• Unlike traditional systems, inverse reinforcement learning (IRL) allows AI to infer our values and priorities by directly analyzing our behavior.
• From self-driving cars to social robotics, this method helps machines learn cultural nuances and complex gestures.
• Although this approach promises more human-like interactions, it is still costly in terms of computing power and requires highly accurate data to predict true intent.
Due to user cultural characteristics, an AI system that works in France may not be equally successful in other countries. Based on this observation, researchers at the University of Washington hypothesized that AI could learn cultural values by observing human behavior. In other words, AI can absorb values in the same way that children do in their learning process. To conduct the experiment, the researchers used an agent equipped with inverse reinforcement learning (IRL), a learning method that is very different from traditional learning systems. “Our results provide proof of concept that AI agents have the ability to directly learn culturally typical behaviors and values by observing human behavior,” they explain. This is because the method is based on behavioral observation and a continuous reward system.
IRL is useful in robotics for teaching robots to imitate the movements of experts, but it can also be useful for understanding and modeling behavior, for example to help psychologists and economists understand the motivations of individuals.
How IRL lets AI create its own rules
Traditional AI systems use reinforcement learning. In order for the AI to learn the task correctly, it is given a reward function, such as a point system. “AI is trying to maximize future rewards,” explains Lina Rojas-Barahona, a researcher at Orange who specializes in conversational systems. “With IRL, we don’t know the reward function. In some cases, we can’t define the reward function. For example, if we want to teach a self-driving car to drive, we know that there is no single way to drive.” In this case, the idea behind IRL is to collect information about people who know how to drive and learn by observing them. “The AI then creates its own reward function based on the observations and uses it to train itself.”
IRL is useful in robotics for teaching robots to imitate the movements of experts, in addition to subtle learning tasks such as driving, but it can also be useful in understanding and modeling behavior, for example to help psychologists and economists understand the motivations of individuals. In healthcare, the idea is to derive preferred treatment protocols by observing the decisions of the best medical professionals.
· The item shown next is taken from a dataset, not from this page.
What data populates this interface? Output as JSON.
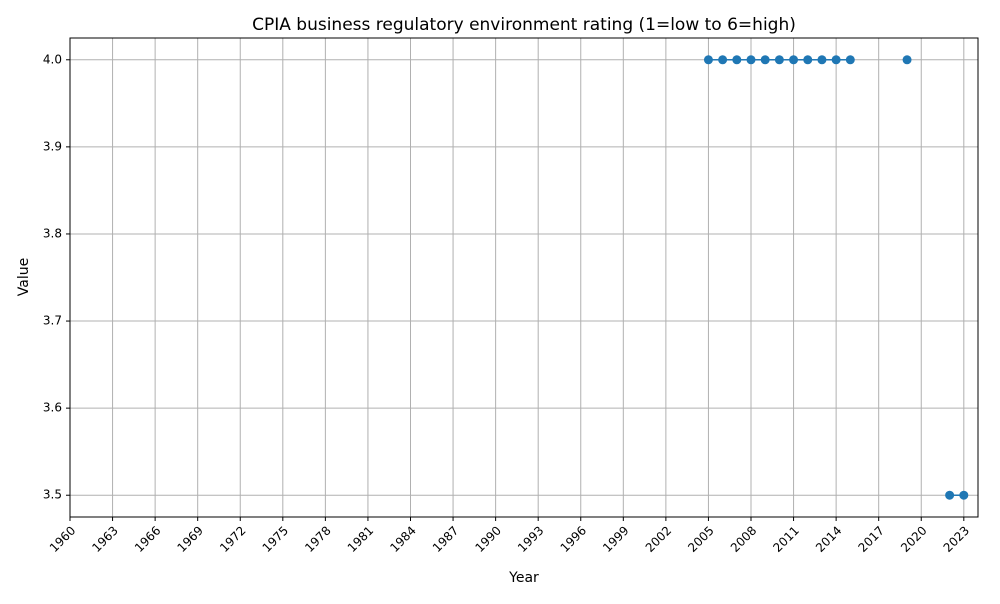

In finance, IRL can be used to model the strategies of professional investors, detect market anomalies, and automate portfolio management.
Costly method for precision
However, this approach has limitations and is costly. Human behavior must be recorded for hours to ensure that the data is representative and qualitative, and processing this data requires significant computing power. Like RL, IRL’s AI operates in an iterative loop, but unlike RL, it must learn the reward, compare its results to human results, adjust its behavior, redefine the reward again, and so on. “We need to predict this reward, but learning and inference are more expensive, which can create problems in terms of computing power and latency,” explains Lina Rojas-Barahona.
Beyond material costs, IRL also faces methodological limitations. It is the inability of certain systems to predict long-term intentions. In an article published in the journal Nature, a team of Chinese researchers announced that they have developed a way to allow social robots to move smoothly and safely among humans. Current research on robot navigation uses IRL to mimic human trajectories, but it is based on human goals, i.e., human directions rather than destinations. At long distances, the robot’s decisions become less accurate. Researchers therefore developed an approach that explicitly incorporates navigation goals into the robot’s learning process. The robots first train in random virtual environments and then refine their movements by observing humans and understanding social norms. This method allows the robot to make decisions step by step without having to predict complex future trajectories.